¿Cuántas computadoras personales fabricadas en Estados Unidos se comercializan en Cuba cada año? ¿Cuántas videocaseteras estadunidenses llegan a Irak? En ambos casos la respuesta es que sólo cantidades muy pequeñas, ínfimas, de unas y otras mercancías, pueden romper los respectivos embargos comerciales establecidos por Washington. Computadoras y videocaseteras pueden adquirirse sin restricción alguna, al mayoreo o al menudeo, en todas las ciudades y en todos los pueblos de la Unión Americana; pero es por demás difícil romper los respectivos bloqueos establecidos por el gobierno estadunidense contra la nación caribeña y contra el país árabe.
Los disparatados ejemplos anteriores permiten medir, por contraste, el grado de voluntad política de la Casa Blanca, los Departamentos de Estado y de Comercio, el Congreso, el FBI y la Oficina de Aduanas, entre otras dependencias, en lo tocante a las ventas de armas de fuego estadunidenses a América Latina. A diferencia de las transacciones de computadoras y las videocaseteras, las referidas a armamento deben estar sujetas, según las propias leyes del país vecino, a un estricto control gubernamental. Si se trata de ventas al menudeo, una regulación federal establece para los armeros diversos requisitos de identificación del arma y del cliente. En tratándose de exportaciones masivas, se supone que los fabricantes --empresas constituidas, registradas, con papel membretado, domicilio conocido y declaraciones fiscales-- deben recabar el visto bueno de varias oficinas gubernamentales antes de que sus productos salgan del país.
Sin embargo, en el mercado negro de cualquier país latinoamericano pueden encontrarse muchísimos más fusiles AR-15 o escuadras Smith & Wesson --de inocultable fabricación estadunidense-- que computadoras IBM en Cuba o videocaseteras Radio Shack en Bagdad.
O sea, mientras que los embargos comerciales son escrupulosamente cumplidos por funcionarios y empleados gubernamentales de Estados Unidos, las leyes y regulaciones sobre venta y exportación de armas de fuego son quebrantadas por el propio país fabricante.

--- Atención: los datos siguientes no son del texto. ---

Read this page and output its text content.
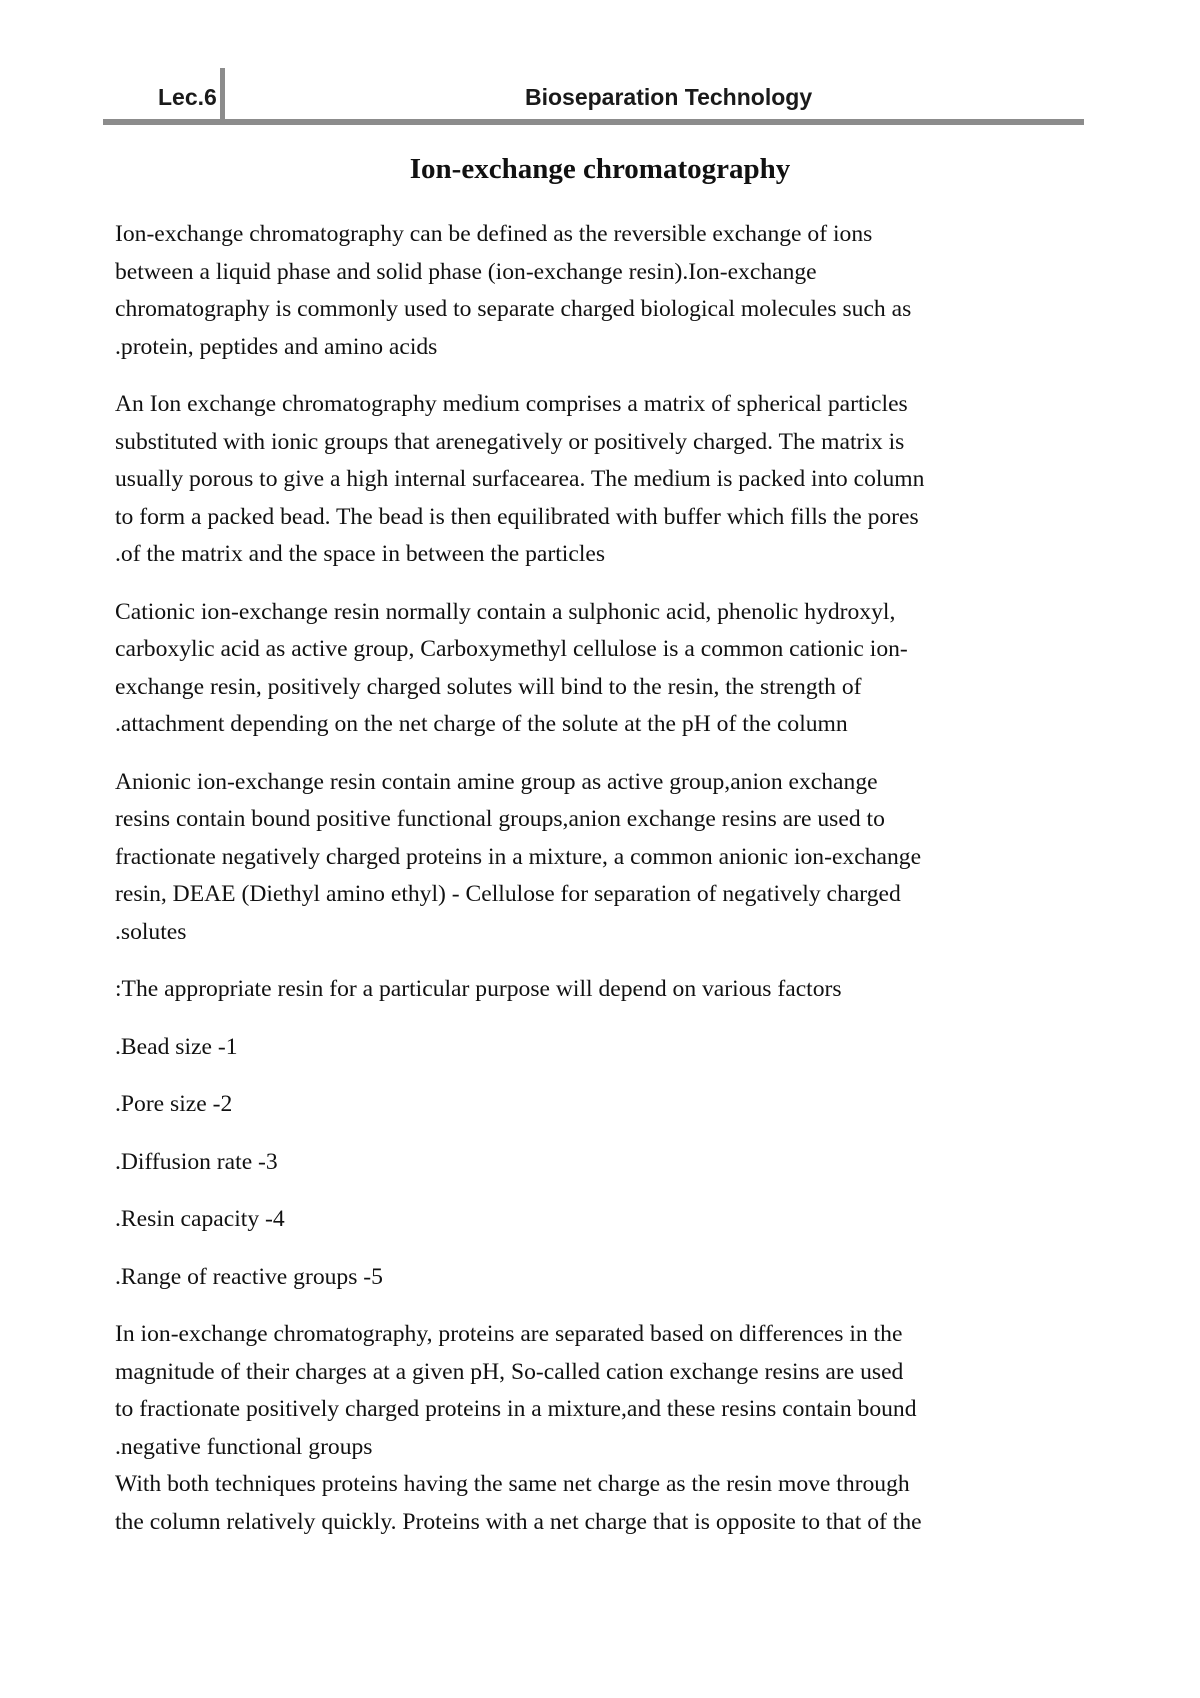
Lec.6	Bioseparation Technology
Ion-exchange chromatography

Ion-exchange chromatography can be defined as the reversible exchange of ions
between a liquid phase and solid phase (ion-exchange resin).Ion-exchange
chromatography is commonly used to separate charged biological molecules such as
.protein, peptides and amino acids

An Ion exchange chromatography medium comprises a matrix of spherical particles
substituted with ionic groups that arenegatively or positively charged. The matrix is
usually porous to give a high internal surfacearea. The medium is packed into column
to form a packed bead. The bead is then equilibrated with buffer which fills the pores
.of the matrix and the space in between the particles

Cationic ion-exchange resin normally contain a sulphonic acid, phenolic hydroxyl,
carboxylic acid as active group, Carboxymethyl cellulose is a common cationic ion-
exchange resin, positively charged solutes will bind to the resin, the strength of
.attachment depending on the net charge of the solute at the pH of the column

Anionic ion-exchange resin contain amine group as active group,anion exchange
resins contain bound positive functional groups,anion exchange resins are used to
fractionate negatively charged proteins in a mixture, a common anionic ion-exchange
resin, DEAE (Diethyl amino ethyl) - Cellulose for separation of negatively charged
.solutes

:The appropriate resin for a particular purpose will depend on various factors

.Bead size -1

.Pore size -2

.Diffusion rate -3

.Resin capacity -4

.Range of reactive groups -5

In ion-exchange chromatography, proteins are separated based on differences in the
magnitude of their charges at a given pH, So-called cation exchange resins are used
to fractionate positively charged proteins in a mixture,and these resins contain bound
.negative functional groups

With both techniques proteins having the same net charge as the resin move through
the column relatively quickly. Proteins with a net charge that is opposite to that of the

Tales infracciones refieren, necesariamente, a actos de corrupción, pero también a la ausencia de una voluntad política para combatirlos.
El viernes pasado, el gobierno estadunidense firmó, junto con 27 países latinoamericanos, la Convención Interamericana contra la Fabricación y el Tráfico Ilícito de Armas de Fuego, Municiones y Explosivos, una iniciativa mexicana orientada a reducir la pavorosa acumulación de armas ilegales en los ambientes delictivos de México y del subcontinente. Tal instrumento tiene también por objetivo cortar la relación perversa que se establece, en forma casi natural, entre el narcotráfico y el tráfico de armas.
Este año, la diplomacia mexicana logró que Washington aceptara la responsabilidad de Estados Unidos como uno de los principales abastecedores de armamento para los cárteles de la droga; responsabilidad, por cierto, mucho más grave que la que atañe a los gobiernos latinoamericanos en su infructosa lucha contra el narco: es muchísimo más fácil fiscalizar la legalidad de las transacciones de un puñado de fábricas de armamenmto, todas ellas con nombre y apellido, que enfrentar un conjunto difuso, clandestino y multinacional de productores, transportistas y vendedores de cocaína.
Con la firma de Clinton estampada bajo ese documento, los gobernantes de América Latina dispondrán de una carta política de negociación con la Casa Blanca y el Departamento de Estado, podrán echarles en cara su laxitud en el control de la exportación de armas, y eso ya es una buena ganancia. Pero sería demasiado suponer que Estados Unidos va a cumplir los términos de la convención. No lo ha hecho, en este terreno, con sus propias leyes nacionales, y es sabido que para la clase política de Washington la legalidad internacional es una entelequia.